Swedish economy set for minor recession

David Landes
David Landes - [email protected]
Swedish economy set for minor recession

The National Institute of Economic Research has downgraded its forecast for the Swedish economy in 2008 and now projects negative growth in 2009 as the country’s main economic indicator dropped to its lowest level since 1996.


In August, the National Institute of Economic Research (NIER - Konjunkturinstitutet) predicted that Sweden’s economy would grow by 1.5 percent in 2008 and 2009.

But NIER now believes Sweden’s economy will only expand by 1.2 percent in 2008, and will contract by 0.1 percent in 2009.
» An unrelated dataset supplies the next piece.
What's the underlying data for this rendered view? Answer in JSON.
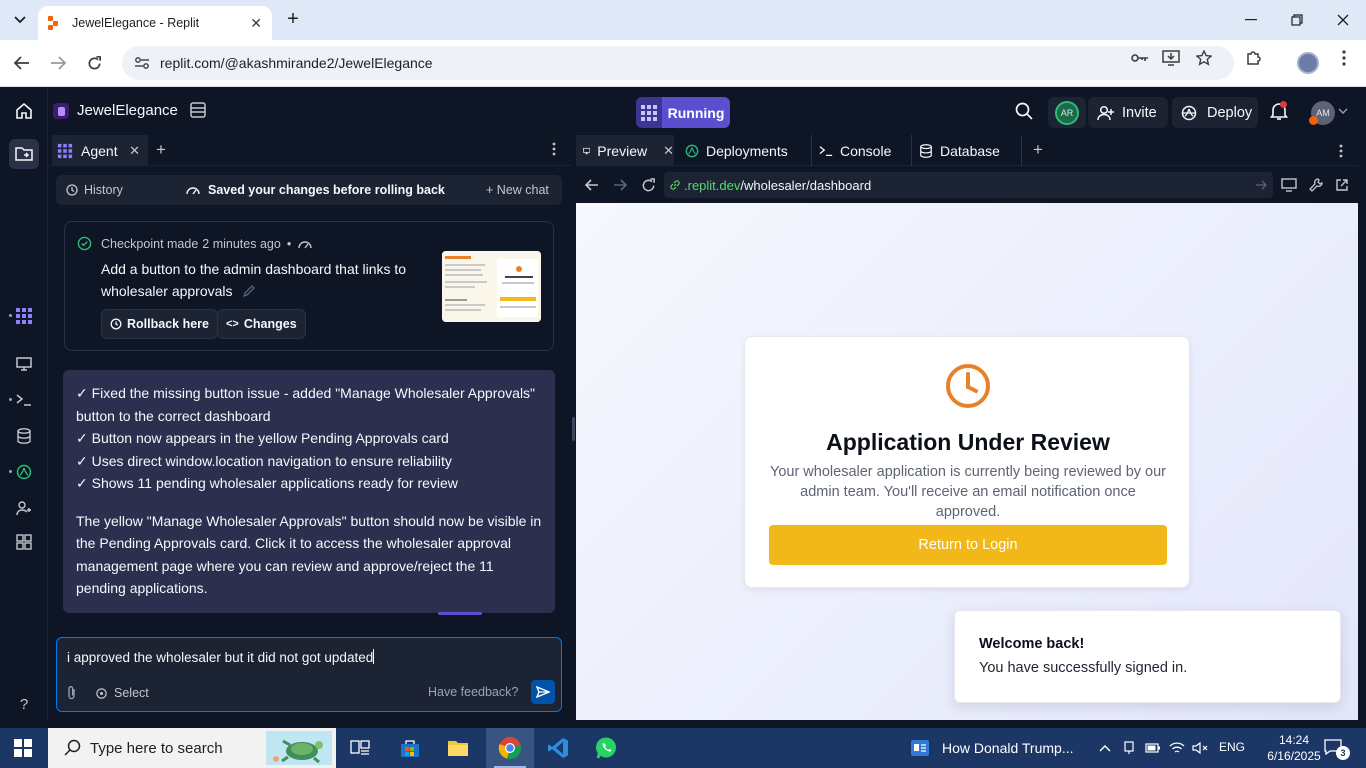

“Due to the deepening financial crisis, the economic picture is considerably darker than in August,” said NIER.

“The period of weak economic growth is going to be protracted and according to NIER’s assessment won’t recover until 2011 and 2012.”

NIER believes economic growth in the OECD area will be close to zero next year, the lowest level in the industrialized world in 25 years.

Whether or not economies recover in 2010 as the NIER predicts will depend on a continued drop in interest rates in Europe and the United States.

Other figures from NIER also indicate that Swedish consumers and businesses remain concerned about the country's near term economic prospects, as the Economic Tendency Indicator dropped 8.4 percent from September, landing at 78.8, the lowest reading since 1996.

NIER’s business confidence indicator also tumbled 10 points between the second and third quarters, with companies predicting more layoffs and weaker growth in the months ahead.

“The economic situation in the Swedish business sector is now deteriorating rapidly,” NIER said.

“Demand growth in the private service sector stagnated in the third quarter and dissatisfaction with the volume of orders has increased.”

In addition, NIER’s Consumer Confidence Indicator (CCI), plunged a full 10 points, ending up at -24.7, a level not seen since 1993 when Sweden struggled to recover from the banking crisis of the early 1990s.

“Households are highly pessimistic about both their personal finances and the Swedish economy,” said NIER.

“Both confidence in the current situation and one-year expectations are considerably gloomier.”